A chaque fois les élèves et les professeurs de la CEU étaient en première ligne, même s’ils ne parlaient pas hongrois pour la plupart, même si parfois justement la bulle faisait que leur connaissance réelle des enjeux était tout sauf claire. Mais ils étaient là. Et ils continuent d’être là, ceux des promotions actuelles, ceux des anciennes promotions, ceux qui ont quitté le pays depuis longtemps mais qui comme moi ont laissé un peu de leur cœur dans ces locaux et ces bibliothèques.
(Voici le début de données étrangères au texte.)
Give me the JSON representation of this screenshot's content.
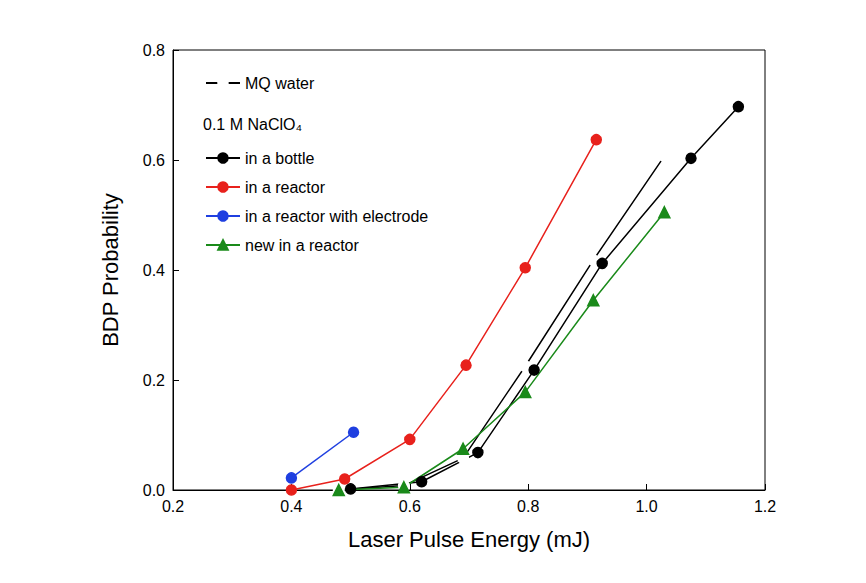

Ils continuent d’être là mais ils comprennent maintenant douloureusement ô combien ils ont été chanceux de participer à cette expérience plus fragile qu’elle n’y paraissait.

Mais les Hongrois sont derrière eux et la contestation prend une ampleur inédite ces derniers jours, il faut en être conscient et en être fier. Un coup de gueule contre la réforme de trop, contre toutes ces fois où ils n’ont pas été écoutés. De sauver une université mise en place par un milliardaire américain, on a fait un prétexte pour exprimer son immense ras-le-bol et la marée continue de monter.

Alors ils se sont levés pour la CEU, ils se lèvent maintenant pour la Hongrie, pour celle qu’ils veulent, celle qui n’est pas celle dont rêvent ses dirigeants.